Ninguém merece esses dois

dupla invencívelA por ora apenas verborrágica guerra da Coreia do Norte já conseguiu o feito de ser o embate entre duas figuras que deverão entrar para a História como dois grandes, belicosos e perigosos imbecis. Dois egos imensamente maiores que seus respectivos cérebros.

Ambos se parecem demais. E guardam como característica indelével a incapacidade de autocrítica e a prática de aterrorizar os assessores mais próximos, que jamais ousam criticá-los.

Os resultados são emblemáticos.

Trump se acha lindo.

Kim Jong-un se considera um popstar carismático.

Nas aparições mais recentes, o terceiro dono da monarquia comunista da Coreia do Norte aparece ostentando uma irritante risadinha, uma meia gargalhada débil que usa em qualquer situação.

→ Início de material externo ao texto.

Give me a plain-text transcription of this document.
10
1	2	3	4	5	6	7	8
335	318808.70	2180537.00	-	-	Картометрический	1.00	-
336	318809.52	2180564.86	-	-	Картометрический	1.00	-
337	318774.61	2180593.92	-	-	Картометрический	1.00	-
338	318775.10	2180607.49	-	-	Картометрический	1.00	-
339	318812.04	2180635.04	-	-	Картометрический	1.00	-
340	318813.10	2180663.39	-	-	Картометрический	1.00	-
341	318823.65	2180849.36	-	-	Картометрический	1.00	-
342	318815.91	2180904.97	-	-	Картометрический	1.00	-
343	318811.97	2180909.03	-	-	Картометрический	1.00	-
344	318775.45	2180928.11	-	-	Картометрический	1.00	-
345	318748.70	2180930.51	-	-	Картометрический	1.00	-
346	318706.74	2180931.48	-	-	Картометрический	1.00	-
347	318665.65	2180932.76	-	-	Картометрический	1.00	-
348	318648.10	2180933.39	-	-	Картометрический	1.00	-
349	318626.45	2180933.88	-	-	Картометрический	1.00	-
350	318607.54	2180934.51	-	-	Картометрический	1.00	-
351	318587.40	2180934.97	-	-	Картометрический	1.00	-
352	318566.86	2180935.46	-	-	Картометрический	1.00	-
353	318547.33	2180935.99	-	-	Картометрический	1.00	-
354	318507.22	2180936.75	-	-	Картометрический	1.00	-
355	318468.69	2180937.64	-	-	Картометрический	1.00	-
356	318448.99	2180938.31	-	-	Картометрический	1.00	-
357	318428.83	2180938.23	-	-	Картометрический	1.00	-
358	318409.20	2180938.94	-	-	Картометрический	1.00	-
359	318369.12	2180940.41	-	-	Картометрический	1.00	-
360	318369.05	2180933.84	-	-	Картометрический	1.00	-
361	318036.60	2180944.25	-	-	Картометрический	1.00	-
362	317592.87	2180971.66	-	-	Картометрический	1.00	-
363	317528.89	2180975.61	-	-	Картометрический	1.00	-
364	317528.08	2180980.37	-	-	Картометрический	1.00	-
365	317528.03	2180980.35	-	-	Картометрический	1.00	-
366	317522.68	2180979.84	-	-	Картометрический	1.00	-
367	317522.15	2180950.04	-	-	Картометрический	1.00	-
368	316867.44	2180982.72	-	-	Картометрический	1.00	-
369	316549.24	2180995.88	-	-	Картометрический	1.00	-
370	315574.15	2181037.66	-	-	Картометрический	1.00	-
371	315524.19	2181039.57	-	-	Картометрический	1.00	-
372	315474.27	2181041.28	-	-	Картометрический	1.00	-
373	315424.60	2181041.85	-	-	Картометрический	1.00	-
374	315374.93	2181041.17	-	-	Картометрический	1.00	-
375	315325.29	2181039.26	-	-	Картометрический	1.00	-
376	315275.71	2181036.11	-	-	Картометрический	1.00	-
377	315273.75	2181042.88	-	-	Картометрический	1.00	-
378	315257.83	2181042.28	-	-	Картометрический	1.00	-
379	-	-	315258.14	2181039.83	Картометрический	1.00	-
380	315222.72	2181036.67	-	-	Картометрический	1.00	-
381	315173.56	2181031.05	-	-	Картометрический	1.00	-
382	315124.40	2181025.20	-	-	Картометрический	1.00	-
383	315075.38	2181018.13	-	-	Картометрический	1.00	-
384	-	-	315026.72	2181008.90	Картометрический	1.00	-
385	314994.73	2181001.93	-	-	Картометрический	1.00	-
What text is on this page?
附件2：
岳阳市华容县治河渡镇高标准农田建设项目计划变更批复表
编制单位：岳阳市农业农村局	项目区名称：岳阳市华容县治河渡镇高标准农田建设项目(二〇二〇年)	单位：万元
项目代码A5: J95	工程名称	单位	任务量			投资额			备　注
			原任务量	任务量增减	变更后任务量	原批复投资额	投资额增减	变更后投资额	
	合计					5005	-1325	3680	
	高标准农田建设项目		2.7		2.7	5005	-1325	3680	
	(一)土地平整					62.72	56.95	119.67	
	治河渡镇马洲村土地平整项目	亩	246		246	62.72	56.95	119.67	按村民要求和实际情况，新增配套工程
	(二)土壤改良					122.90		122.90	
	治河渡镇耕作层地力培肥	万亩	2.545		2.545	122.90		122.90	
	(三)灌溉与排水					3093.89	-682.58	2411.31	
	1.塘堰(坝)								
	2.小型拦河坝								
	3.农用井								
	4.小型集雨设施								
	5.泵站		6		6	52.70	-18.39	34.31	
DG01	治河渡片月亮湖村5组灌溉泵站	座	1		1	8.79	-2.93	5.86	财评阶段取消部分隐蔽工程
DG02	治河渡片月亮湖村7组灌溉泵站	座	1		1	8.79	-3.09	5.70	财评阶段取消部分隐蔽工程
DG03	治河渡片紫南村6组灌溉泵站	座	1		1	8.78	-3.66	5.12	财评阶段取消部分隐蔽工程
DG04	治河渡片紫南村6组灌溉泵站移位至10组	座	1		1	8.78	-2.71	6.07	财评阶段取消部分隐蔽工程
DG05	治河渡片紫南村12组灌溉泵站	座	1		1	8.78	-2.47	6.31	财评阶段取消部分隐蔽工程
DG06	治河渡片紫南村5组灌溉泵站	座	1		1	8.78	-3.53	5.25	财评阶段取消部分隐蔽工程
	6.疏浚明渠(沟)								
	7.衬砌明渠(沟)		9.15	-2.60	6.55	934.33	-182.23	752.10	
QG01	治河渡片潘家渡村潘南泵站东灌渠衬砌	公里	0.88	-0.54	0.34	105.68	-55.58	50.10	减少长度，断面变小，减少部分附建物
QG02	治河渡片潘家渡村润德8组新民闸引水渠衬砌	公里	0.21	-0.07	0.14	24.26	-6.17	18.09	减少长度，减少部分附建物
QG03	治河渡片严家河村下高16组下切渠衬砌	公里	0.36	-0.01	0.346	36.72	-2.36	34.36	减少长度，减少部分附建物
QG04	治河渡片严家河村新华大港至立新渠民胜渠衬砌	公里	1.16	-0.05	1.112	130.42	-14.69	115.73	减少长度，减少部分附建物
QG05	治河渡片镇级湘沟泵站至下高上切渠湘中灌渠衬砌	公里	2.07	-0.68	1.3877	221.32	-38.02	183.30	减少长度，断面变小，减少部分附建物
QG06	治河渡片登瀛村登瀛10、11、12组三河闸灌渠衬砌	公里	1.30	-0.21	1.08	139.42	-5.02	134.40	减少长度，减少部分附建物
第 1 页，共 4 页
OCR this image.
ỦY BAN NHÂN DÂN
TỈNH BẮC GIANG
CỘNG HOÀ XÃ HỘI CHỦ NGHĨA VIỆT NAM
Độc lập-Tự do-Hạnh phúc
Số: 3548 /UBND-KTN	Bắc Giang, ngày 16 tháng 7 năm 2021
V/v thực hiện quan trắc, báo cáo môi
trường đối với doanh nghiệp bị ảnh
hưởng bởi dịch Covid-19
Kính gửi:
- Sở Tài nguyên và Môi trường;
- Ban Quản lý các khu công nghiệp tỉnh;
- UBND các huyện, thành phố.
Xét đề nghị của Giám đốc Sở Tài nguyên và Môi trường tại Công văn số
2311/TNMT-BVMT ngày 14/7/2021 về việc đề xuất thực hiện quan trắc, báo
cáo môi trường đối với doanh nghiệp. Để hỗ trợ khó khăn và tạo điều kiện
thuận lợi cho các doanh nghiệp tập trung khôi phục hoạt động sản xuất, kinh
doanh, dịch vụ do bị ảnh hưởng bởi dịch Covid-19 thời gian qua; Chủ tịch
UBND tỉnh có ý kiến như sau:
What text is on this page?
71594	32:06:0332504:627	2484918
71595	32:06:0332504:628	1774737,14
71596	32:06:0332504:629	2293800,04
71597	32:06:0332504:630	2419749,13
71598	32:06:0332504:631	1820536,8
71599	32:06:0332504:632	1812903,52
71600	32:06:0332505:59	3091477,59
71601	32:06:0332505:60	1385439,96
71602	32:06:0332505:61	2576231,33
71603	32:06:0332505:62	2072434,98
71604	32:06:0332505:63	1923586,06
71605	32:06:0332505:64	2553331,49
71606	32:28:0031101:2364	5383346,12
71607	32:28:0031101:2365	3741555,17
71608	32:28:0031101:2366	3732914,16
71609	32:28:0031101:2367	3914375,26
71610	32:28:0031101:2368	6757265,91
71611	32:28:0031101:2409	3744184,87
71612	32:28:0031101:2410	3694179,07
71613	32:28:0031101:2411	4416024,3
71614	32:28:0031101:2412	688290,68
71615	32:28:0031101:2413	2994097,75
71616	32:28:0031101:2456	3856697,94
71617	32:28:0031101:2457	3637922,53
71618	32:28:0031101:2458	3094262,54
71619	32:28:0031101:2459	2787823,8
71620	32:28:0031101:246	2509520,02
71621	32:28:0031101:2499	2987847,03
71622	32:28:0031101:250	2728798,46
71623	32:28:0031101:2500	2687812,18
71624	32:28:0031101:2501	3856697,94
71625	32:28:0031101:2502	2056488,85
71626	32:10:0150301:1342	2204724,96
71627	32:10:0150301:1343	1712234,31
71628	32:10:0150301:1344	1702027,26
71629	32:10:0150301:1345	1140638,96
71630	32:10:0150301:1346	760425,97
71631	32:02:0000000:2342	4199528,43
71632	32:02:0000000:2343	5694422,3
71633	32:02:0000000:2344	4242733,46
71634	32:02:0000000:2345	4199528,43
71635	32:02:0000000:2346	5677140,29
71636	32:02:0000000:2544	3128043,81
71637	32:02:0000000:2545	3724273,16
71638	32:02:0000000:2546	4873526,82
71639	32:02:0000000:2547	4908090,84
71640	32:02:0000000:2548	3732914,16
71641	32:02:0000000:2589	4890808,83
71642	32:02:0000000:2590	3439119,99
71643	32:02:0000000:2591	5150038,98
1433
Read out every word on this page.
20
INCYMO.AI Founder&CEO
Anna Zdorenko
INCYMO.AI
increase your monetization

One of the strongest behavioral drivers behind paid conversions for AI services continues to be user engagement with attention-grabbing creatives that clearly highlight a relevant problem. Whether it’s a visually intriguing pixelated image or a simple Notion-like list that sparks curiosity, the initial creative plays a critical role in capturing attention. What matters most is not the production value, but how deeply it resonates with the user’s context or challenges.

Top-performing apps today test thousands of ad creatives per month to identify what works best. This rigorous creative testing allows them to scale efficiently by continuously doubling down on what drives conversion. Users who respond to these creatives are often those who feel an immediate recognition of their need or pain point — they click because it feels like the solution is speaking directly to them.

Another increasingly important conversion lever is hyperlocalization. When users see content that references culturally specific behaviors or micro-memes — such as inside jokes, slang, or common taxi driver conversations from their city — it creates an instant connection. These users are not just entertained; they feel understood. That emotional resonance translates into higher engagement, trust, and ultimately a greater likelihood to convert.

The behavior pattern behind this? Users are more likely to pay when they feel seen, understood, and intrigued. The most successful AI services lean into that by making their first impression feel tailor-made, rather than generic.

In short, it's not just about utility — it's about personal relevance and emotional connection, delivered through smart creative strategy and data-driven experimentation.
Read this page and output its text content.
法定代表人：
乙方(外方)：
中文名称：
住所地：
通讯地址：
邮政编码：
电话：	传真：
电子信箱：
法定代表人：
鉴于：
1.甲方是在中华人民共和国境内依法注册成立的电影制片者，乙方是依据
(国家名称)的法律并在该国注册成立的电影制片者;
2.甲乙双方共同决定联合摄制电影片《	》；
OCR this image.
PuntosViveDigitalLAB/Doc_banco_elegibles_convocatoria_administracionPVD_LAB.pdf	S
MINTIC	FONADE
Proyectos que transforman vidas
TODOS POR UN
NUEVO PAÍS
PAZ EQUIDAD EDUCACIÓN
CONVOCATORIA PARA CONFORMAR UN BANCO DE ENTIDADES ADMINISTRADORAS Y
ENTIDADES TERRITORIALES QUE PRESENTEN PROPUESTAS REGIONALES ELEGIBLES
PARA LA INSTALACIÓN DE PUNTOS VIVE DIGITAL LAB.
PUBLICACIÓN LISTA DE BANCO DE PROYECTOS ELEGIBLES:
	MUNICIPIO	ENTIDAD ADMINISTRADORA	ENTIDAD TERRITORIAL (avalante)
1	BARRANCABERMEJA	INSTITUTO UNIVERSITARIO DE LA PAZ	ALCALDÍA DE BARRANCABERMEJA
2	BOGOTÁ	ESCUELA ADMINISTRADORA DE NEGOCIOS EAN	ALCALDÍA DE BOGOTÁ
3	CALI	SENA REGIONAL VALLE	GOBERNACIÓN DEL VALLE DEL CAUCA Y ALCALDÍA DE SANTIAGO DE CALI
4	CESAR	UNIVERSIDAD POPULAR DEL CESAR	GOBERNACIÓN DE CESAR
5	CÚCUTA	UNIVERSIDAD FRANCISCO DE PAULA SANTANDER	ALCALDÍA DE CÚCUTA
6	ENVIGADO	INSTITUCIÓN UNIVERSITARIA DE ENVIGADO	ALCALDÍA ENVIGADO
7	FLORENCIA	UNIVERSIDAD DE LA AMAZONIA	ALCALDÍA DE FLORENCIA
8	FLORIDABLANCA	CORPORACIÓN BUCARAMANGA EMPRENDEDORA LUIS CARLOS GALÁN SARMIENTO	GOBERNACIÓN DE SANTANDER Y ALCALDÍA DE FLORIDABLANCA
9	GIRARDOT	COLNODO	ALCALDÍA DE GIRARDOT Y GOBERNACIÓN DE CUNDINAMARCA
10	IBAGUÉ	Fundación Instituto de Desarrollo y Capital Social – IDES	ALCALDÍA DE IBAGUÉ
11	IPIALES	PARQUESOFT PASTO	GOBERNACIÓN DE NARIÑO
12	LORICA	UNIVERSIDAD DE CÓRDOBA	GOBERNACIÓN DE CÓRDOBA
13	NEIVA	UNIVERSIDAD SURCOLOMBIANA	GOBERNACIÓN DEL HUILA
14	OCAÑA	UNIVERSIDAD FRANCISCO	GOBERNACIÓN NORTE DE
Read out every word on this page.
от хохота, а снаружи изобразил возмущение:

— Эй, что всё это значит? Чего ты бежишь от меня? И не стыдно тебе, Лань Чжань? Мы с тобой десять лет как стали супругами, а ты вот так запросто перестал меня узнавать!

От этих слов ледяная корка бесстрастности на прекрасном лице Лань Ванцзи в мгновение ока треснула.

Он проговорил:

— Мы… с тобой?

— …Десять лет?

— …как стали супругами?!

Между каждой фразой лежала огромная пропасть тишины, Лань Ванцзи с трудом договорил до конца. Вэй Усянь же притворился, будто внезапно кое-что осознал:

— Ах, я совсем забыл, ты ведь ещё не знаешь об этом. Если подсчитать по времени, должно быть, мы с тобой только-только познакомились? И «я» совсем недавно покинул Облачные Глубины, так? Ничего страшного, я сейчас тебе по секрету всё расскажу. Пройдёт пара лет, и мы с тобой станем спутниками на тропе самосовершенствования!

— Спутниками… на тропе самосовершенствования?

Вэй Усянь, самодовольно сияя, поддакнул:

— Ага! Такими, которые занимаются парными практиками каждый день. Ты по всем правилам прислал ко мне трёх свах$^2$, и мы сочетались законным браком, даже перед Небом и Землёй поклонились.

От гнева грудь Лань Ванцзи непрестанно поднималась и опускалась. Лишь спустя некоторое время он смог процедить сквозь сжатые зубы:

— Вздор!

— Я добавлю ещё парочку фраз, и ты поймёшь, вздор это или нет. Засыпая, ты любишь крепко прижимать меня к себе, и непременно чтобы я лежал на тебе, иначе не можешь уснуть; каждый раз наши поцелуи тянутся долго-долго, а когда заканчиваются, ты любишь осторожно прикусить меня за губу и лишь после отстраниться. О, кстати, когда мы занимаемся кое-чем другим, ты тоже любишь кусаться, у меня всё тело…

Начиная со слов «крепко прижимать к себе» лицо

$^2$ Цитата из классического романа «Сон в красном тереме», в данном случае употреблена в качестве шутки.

Está lançando mísseis, ele ri.

Está visitando tropas, gargalha.

Está andando por campos de arroz, arreganha os dentes.

Sempre com seus fotógrafos oficiais, que se perderem o reluzir daqueles dentes lindos certamente vão mais cedo beijar a mão do São Pedro asiático ou seu equivalente.

E os agregados, militares ou civis, que estiverem junto devem sorrir em harmonia com o líder para que a imagem fique completa.

Dizem que um dos principais generais do regime norte-coreano foi executado por ordem de Kim Jon-un por não ter, segundo ele, chorado como deveria no funeral do seu pai, que fora o segundo dono da monarquia comunista do país.

Trump não gargalha, ele faz biquinho.

Imagino um assessor tendo honra de informá-lo que esse gesto é patético e desrespeitoso com o resto do mundo…

A cúpula do staff da Casa Branca já foi pelos ares, por motivos bem mais sérios que esse. Mas teria ido antes se alguém tivesse tal coragem.

O sorriso do norte-coreano e a estupidez do norte-americano não teriam a menor importância se ambos não tivessem poderio atômico em suas mãos.

Mas ambos têm, embora em proporções diferentes, e podem provocar a morte de milhões de pessoas bem rapidinho.

As personalidades com egos exacerbados são sempre muito perigosas.

É por isso que transformar figuras políticas em líderes acima de qualquer questionamento é um passo para o fracasso.

Elevá-los em ídolos, então, é desastre na certa.

Todos devem ser analisados, vigiados, questionados e julgados para, quando o merecerem, serem condenados e punidos.

Kim Jong-un sorri para os pobres coitados dos norte-coreanos, um povo manipulado, aterrorizado e censurado que vive sob ameaça. É certo que o ditadorzinho monstruoso escolhe cada fotografia sua que será distribuída pela agência oficial do regime, para que todos naquele país acreditem na mensagem que ele quer passar – seja lá qual for.

Trump faz beicinho para o mundo. E repete quase que diariamente sua mensagem de superioridade tão artificial quando a cabeleira alaranjada, que exibe sobre a cabeça ungida de um líder de direita que faz sucesso nos negócios e no showbizz. Nunca foi um líder e nem será.

Esses dois se merecem.

Ninguém merece esses dois.

E tem quem, por aqui, tem coragem de defender a ideologia do primeiro e a sanidade do segundo.